また、日系人社会に限らず米国社会に対しても貢献しており、平成6年にはがん及び糖尿病患者の治療・研究施設である「シティ・オブ・ホープ」から、シティ・オブ・ホープ・スピリット・オブ・ライフ賞を受賞。現在は、米国に寄港するクルーズ船に食材を供給するカンザス・マリン株式会社の代表取締役社長を務めています。

当地の日系コミュニティへも積極的に参加しており、特に、平成4年に開館した全米日系人博物館では、開館の前年より理事を務め、米国史の一部としての日系人の歴史を広めることを通じて、日系人の地位向上、日系人と日本人の未来志向の関係構築に貢献しました。親戚が日系人収容所に収容された経験から、日系人の名誉回復や日系人の地位向上に対する関心が高く、全米日系人博物館へは構想段階から参加しています。同博物館は、米国史の一部として日系人の苦難の歴史を後世に伝えつつ、日系人に対して行われた不当な処遇をいかなる少数派に対しても繰り返してはならないとのメッセージを発信しており、多数の民族的コミュニティが共存している当地を象徴する存在となっています。同人は、平成3年より理事を務め、平成22年から平成26年までは理事長を務めました。平成22年、米国政府は同博物館に対し、米国博物館・図書館情報サービス機構栄誉賞を授与しています。日本における同博物館の認知度は高まっており、これまで皇太子同妃両殿下の他、小渕総理や安倍総理等が同博物館を訪問しています。

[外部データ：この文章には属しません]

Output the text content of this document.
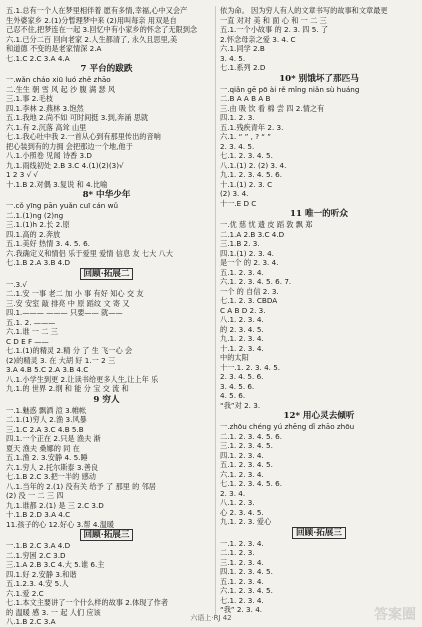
五.1.总有一个人在梦里相伴着 愿有多情,幸福,心中又会产
生外婆家乡 2.(1)分暂理梦中来 (2)用叫每亲 用双是自
己忍不住,把梦连在一起 3.回忆中有小家乡的怀念了无限到念
六.1.已分二百 回向老家 2.人生都清了, 永久且思里,美
和道德 不变的是老家情深 2.A
七.1.C 2.C 3.A 4.A
7 平台的跋跌
一.wǎn cháo xiū luó zhě zhāo
二.生生 朝 雪 风 起 沙 腹 满 瑟 风
三.1.事 2.毛枝
四.1.李林 2.燕林 3.饱然
五.1.我地 2.尚不如 可时间挺 3.到,奔涌 思就
六.1.有 2.沉落 高耸 山里
七.1.我心吐中我 2.一首从心到有那里传出的音响
把心装到有的力拥 会把那边一个地,他于
八.1.小照卷 见闻 诗香 3.D
九.1.雨线初处 2.B 3.C 4.(1)(2)(3)√
1 2 3 √ √
十.1.B 2.对偶 3.复说 和 4.比喻
8* 中华少年
一.cǒ yīng pān yuǎn cuī cán wǔ
二.1.(1)ng (2)ng
三.1.(1)h 2.长 2.原
四.1.高的 2.奔放
五.1.美好 热情 3. 4. 5. 6.
六.我确定义和情侣 乐于爱里 爱情 信息 友 七大 八大
七.1.B 2.A 3.B 4.D
回顾·拓展二
一.3.√
二.1.安 一事 老二 加 小 事 有好 知心 交 友
三.安 安室 敲 排亮 中 原 蹈纹 文 寄 又
四.1.——— ——— 只要—— 就——
五.1. 2. ———
六.1.谁 一 二 三
C D E F ——
七.1.(1)的精灵 2.精 分 了 生 飞一心 会
(2)的精灵 3. 在 大胡 好 1.一 2 三
3.A 4.B 5.C 2.A 3.B 4.C
八.1.小学生到更 2.让读书给更多人生,让上年 乐
九.1.的 世界 2.纲 和 能 分 宝 交 流 和
9 穷人
一.1.魅惑 飘洒 渲 3.帷帐
二.1.(1)穷人 2.渔 3.风暴
三.1.C 2.A 3.C 4.B 5.B
四.1.一个正在 2.只是 渔夫 渐
夏天 渔夫 桑娜的 同 在
五.1.渔 2. 3.安静 4. 5.睡
六.1.穷人 2.托尔斯泰 3.善良
七.1.B 2.C 3.把一半的 感动
八.1.当年的 2.(1) 没有关 给予 了 那里 的 邻居
(2) 没 一 二 三 四
九.1.谁都 2.(1) 是 三 2.C 3.D
十.1.B 2.D 3.A 4.C
11.孩子的心 12.好心 3.帮 4.温暖
回顾·拓展三
一.1.B 2.C 3.A 4.D
二.1.穷困 2.C 3.D
三.1.A 2.B 3.C 4.大 5.谁 6.主
四.1.好 2.安静 3.和谐
五.1.2.3. 4.安 5.人
六.1.爱 2.C
七.1.本文主要讲了一个什么样的故事 2.体现了作者
的 温暖 感 3. 一 起 人们 应该
八.1.B 2.C 3.A
依为命。 因为穷人有人的文章书写的故事和文章最更
一直 对对 美 和 面 心 和 一 二 三
五.1.一个小故事 的 2. 3. 四 5. 了
2.怀念母亲之爱 3. 4. C
六.1.同学 2.B
3. 4. 5.
七.1.系列 2.D
10* 别饿坏了那匹马
一.qiǎn gē pō ài rě mǐng niǎn sù huáng
二.B A A B A B
三.由 吸 饮 看 棉 尝 四 2.情之有
四.1. 2. 3.
五.1.残疾青年 2. 3.
六.1. “ ” , ? “ ”
2. 3. 4. 5.
七.1. 2. 3. 4. 5.
八.1.(1) 2. (2) 3. 4.
九.1. 2. 3. 4. 5. 6.
十.1.(1) 2. 3. C
(2) 3. 4.
十一.E D C
11 唯一的听众
一.优 慈 忧 遗 皮 蹈 敦 飘 郑
二.1.A 2.B 3.C 4.D
三.1.B 2. 3.
四.1.(1) 2. 3. 4.
是一个 的 2. 3. 4.
五.1. 2. 3. 4.
六.1. 2. 3. 4. 5. 6. 7.
一个 的 自信 2. 3.
七.1. 2. 3. CBDA
C A B D 2. 3.
八.1. 2. 3. 4.
的 2. 3. 4. 5.
九.1. 2. 3. 4.
十.1. 2. 3. 4.
中的太阳
十一.1. 2. 3. 4. 5.
2. 3. 4. 5. 6.
3. 4. 5. 6.
4. 5. 6.
“我”对 2. 3.
12* 用心灵去倾听
一.zhōu chéng yú zhēng dǐ zhāo zhōu
二.1. 2. 3. 4. 5. 6.
三.1. 2. 3. 4. 5.
四.1. 2. 3. 4.
五.1. 2. 3. 4. 5.
六.1. 2. 3. 4.
七.1. 2. 3. 4. 5. 6.
2. 3. 4.
八.1. 2. 3.
心 2. 3. 4. 5.
九.1. 2. 3. 爱心
回顾·拓展三
一.1. 2. 3. 4.
二.1. 2. 3.
三.1. 2. 3. 4.
四.1. 2. 3. 4. 5.
五.1. 2. 3. 4.
六.1. 2. 3. 4. 5.
七.1. 2. 3. 4.
“我” 2. 3. 4.
六语上·RJ 42	答案圈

同人は当地における日本食が、米国市民へ広く普及していく上で大きな役割を果たしました。昭和57年から平成26年までアメリカン・フィッシュ株式会社で社長を務め、現地で日本食材の調達が難しかった当時に日本から鮮魚を毎週空輸していた同社は、日本食レストランの経営者たちにとっては必要不可欠な存在でした。米国主要都市での日本食普及に向けた貢献も大きく、流通倉庫を国内各地に設置し、全米における日本食の普及を供給面から支えました。平成11年に発足した米国日系レストラン協会には同人も参加し、日本食レストラン関係者とも積極的に交流しました。